With the suggestion to have players bid for starting positions I originally had two starting positions set for the map but now I am considering letting the winner of the bid place his deployment zone on any edge of the battlefield. This makes an asymmetrical map produce a different game from every position (I think).

So as an example the map I have at the moment has 4 gens. 2 close to eachother on the WEST side and 1 in the NE and 1 in the SE. Whoever places second must place opposite to his opponent. So if you win teh bidding and decide to place on the W edge you are next to the 2 gens close together. But your opponent then sets up on the E side and is equally close to 2 gens although he will have to split his force. It is tactically better to choose the N or S edge and then race for the 2 close together because you are also close a third gen which is farthest from your opponent. But it would take a few games to properly understand that tactic I expect which will add some depth to the map. I hope all that makes sense in your mind's eye :)

In addition to this if I add the corners of the battlefield as a viable choice it changes the dynamic of the map even more. In that case it may actually be most advantageous to choose the SW or NW corners forcing your opponent to start in the NE or SE near only 1 Gen. This might unbalance the map a bit so i'll have to check it using ur calculation.

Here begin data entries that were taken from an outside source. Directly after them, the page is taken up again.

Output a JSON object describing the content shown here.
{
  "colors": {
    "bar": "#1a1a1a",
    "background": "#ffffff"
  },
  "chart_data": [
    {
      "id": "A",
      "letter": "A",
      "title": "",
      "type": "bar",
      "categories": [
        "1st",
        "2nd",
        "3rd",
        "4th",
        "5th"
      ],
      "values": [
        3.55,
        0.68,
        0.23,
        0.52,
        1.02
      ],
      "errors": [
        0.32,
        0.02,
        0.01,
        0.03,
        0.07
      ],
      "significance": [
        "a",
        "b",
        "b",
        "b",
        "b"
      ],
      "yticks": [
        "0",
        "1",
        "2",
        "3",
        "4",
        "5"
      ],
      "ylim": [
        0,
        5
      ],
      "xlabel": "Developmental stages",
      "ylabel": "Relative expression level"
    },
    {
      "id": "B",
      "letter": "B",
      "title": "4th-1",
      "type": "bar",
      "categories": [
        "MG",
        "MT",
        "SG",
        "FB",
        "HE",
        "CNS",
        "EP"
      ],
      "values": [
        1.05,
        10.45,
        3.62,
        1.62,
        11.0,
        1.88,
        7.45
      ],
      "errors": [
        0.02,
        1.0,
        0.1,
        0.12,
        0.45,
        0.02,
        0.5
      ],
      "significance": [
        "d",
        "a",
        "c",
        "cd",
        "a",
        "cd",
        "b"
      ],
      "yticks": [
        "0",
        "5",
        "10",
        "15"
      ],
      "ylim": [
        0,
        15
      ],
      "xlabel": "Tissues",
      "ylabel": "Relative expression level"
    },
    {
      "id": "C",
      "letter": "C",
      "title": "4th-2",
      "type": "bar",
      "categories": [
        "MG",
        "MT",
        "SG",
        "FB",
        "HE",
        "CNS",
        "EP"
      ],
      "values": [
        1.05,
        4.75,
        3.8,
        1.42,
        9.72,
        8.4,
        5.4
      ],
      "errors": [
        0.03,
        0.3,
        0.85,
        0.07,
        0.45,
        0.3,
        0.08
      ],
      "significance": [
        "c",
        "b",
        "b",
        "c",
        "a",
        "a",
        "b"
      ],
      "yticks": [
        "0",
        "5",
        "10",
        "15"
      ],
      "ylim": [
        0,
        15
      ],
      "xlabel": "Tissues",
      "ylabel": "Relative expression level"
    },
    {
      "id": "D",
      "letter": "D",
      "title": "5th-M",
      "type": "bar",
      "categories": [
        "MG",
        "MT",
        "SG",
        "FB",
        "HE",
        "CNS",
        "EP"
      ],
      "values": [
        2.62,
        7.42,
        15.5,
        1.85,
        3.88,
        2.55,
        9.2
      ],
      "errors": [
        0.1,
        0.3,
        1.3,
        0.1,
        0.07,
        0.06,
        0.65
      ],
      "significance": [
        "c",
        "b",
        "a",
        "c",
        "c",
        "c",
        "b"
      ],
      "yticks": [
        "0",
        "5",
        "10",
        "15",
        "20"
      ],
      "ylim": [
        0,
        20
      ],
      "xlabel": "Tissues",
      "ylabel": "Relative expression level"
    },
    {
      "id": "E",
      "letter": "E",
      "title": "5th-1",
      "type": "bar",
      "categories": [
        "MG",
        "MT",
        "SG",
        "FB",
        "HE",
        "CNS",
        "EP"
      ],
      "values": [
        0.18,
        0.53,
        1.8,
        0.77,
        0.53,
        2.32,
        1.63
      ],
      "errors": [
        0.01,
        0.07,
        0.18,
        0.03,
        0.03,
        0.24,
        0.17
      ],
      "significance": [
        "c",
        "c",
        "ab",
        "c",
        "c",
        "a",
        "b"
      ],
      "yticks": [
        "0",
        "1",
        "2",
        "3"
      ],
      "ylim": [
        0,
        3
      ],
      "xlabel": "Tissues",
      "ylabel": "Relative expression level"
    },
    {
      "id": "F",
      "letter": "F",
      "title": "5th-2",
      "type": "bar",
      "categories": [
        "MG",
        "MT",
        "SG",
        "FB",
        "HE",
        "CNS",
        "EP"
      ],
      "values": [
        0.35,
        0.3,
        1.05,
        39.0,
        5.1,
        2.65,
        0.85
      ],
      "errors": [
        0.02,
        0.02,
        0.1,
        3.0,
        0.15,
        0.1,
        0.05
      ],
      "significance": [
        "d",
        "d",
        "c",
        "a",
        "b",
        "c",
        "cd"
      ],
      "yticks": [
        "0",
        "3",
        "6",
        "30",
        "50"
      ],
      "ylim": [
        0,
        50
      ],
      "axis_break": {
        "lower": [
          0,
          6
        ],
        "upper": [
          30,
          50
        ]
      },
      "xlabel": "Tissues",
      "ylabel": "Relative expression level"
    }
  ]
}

Finally, I am toying with the idea of not forcing it to be opposite ends either. So if your opponent chooses the SW corner you can choose the NW corner. Although this will mean combat is met early it wont affect the gameplay in the long run for two reasons:

1) PLayers only start there they dont have a base or anything to defend
B) dead units re-deploy so combat is not the end all
3!) Players can place re-deploy points around the battlefield by spending energy so can tactically alter the balance of the map depending where they place those deploys.

Well I might have got off track but hopefully there is some interesting stuff to discuss there

PS. what do you think about randomising the starting locations? Does these lead to players blaming their starting location for their loss too much?